Although gold subsequently slid from record highs, dropping $578 an ounce to $4,700 from $5,278 in the turmoil caused by US-led attacks on Iran and the closure of the Strait of Hormuz, Watson and Crayfourd believed the precious metal had maintained its role as an insurance asset.
They said gold was often initially sold during times of market stress due to its high liquidity with holders this time incentivised to take profits given the big gains they made in 2025. In the 2008 global financial crisis and the 2020 Covid crash, gold had similarly fallen 15%-20% before performing strongly in the following 12 months, the managers pointed out.
The duo expect a similar outcome in the next year, believing the duration of the closure of the strait –through which a fifth of the world’s oil is shipped – is “hugely significant” for crude prices, and by implication the global economy and precious metals.
Brent crude currently trades at $102 a barrel, up from $73 at the end of February, but could go much higher, they warned.
“Many sector specialists and commentators, we included, believe a loss of this magnitude justifies a much higher oil price, with an excess of $200 per barrel possible. This could prove hugely inflationary for the global economy whilst weighing on growth, a term known was stagflation.
“Historically, this has been a very supportive environment for the gold price. Even with the recently announced ceasefire, it could take months to ramp back up closed Middle Eastern oil fields, whilst the world has already lost over 300m barrels of oil supply that would ultimately need to be restocked tightening future markets.”
Interest rate rises in response to the inflation caused by higher oil prices would further burden debt-laden Western governments which “should leave gold remaining an important reserve asset”. This was against what they called the “deteriorating quality” of US government bonds.
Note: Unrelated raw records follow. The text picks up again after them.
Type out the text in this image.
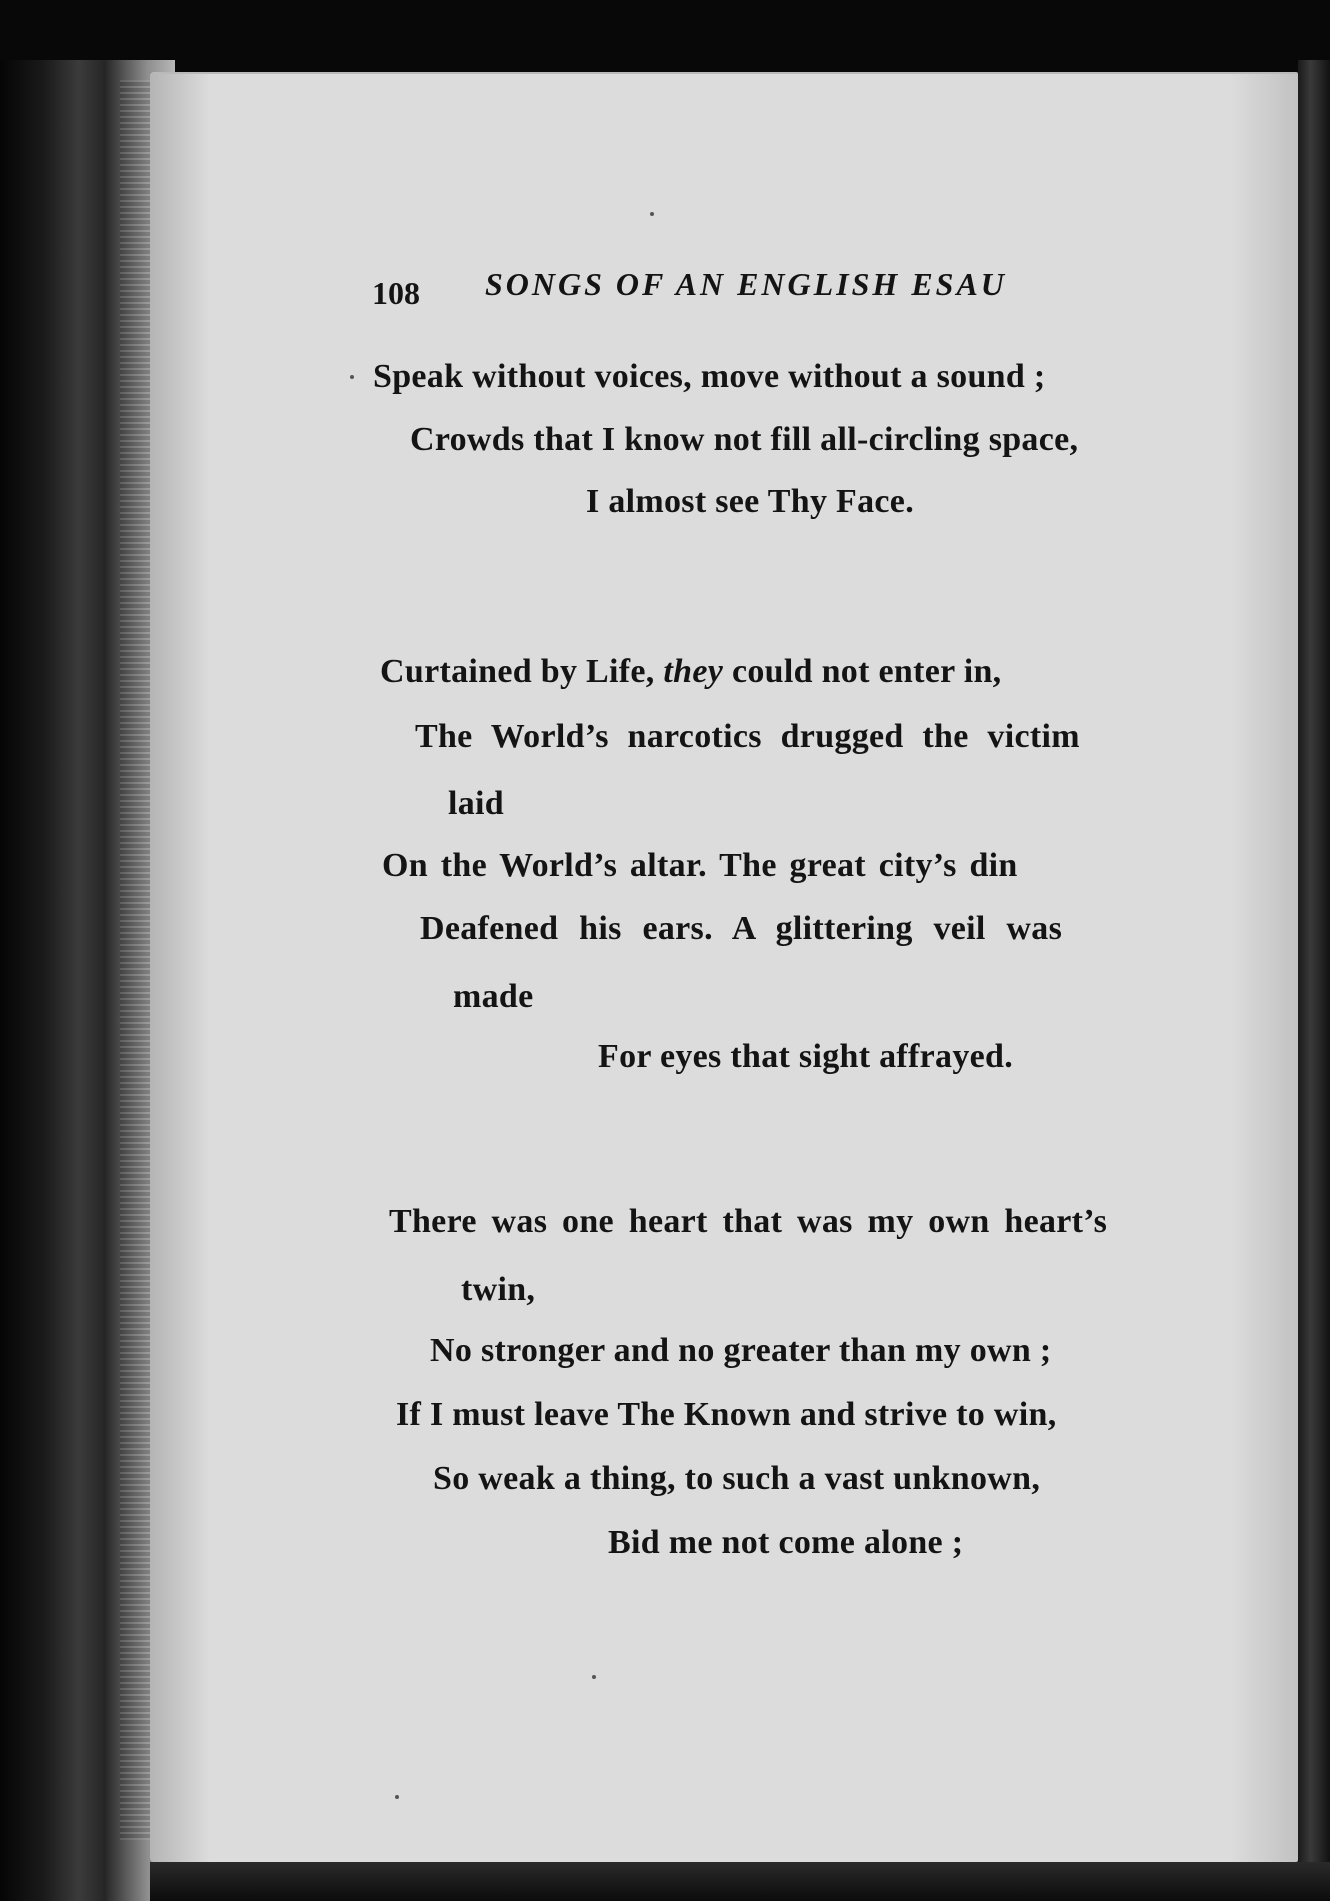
108 SONGS OF AN ENGLISH ESAU
Speak without voices, move without a sound ;
Crowds that I know not fill all-circling space,
I almost see Thy Face.
Curtained by Life, they could not enter in,
The World’s narcotics drugged the victim
laid
On the World’s altar. The great city’s din
Deafened his ears. A glittering veil was
made
For eyes that sight affrayed.
There was one heart that was my own heart’s
twin,
No stronger and no greater than my own ;
If I must leave The Known and strive to win,
So weak a thing, to such a vast unknown,
Bid me not come alone ;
Previously viewed as the largest “risk-free” asset class in the world, US treasuries had recently been supplanted by gold as the main holding of central bank reserves.
In separate commentary on the £013m trust’s February fact sheet they highlighted that US annual debt-servicing costs were running at over $1trn, the largest item of federal spending even before President Trump’s proposed increase in the defense budget.
“We expect central banks to remain meaningful buyers of gold given the macro backdrop, although some may become forced sellers to fund energy subsidies or military spend,” they said in GPM’s annual report.
It’s not just the managers on the move, which has prompted the board to serve protective notice against Manulife as it considers whether to follow them to their new employer. Birch will also step down at this year’s annual general meeting to be replaced by Monica Tepes, the former investment company analyst who joined the board two years ago.
Birch hoped the share price, which is currently flat year to date at just over 95p, would recover to stand well above the 1 December net asset value (NAV) of 104.6p by November, as that will be the price at which shareholders can buy in the annual one-for-five subscription offer. Last November, GPM issued 14.6m shares at 48p to raise £7.5m for the managers to invest. At the time the shares stood at 88p. Today they stand on a 22% discount to their diluted NAV per share of 122.4p at 9 April.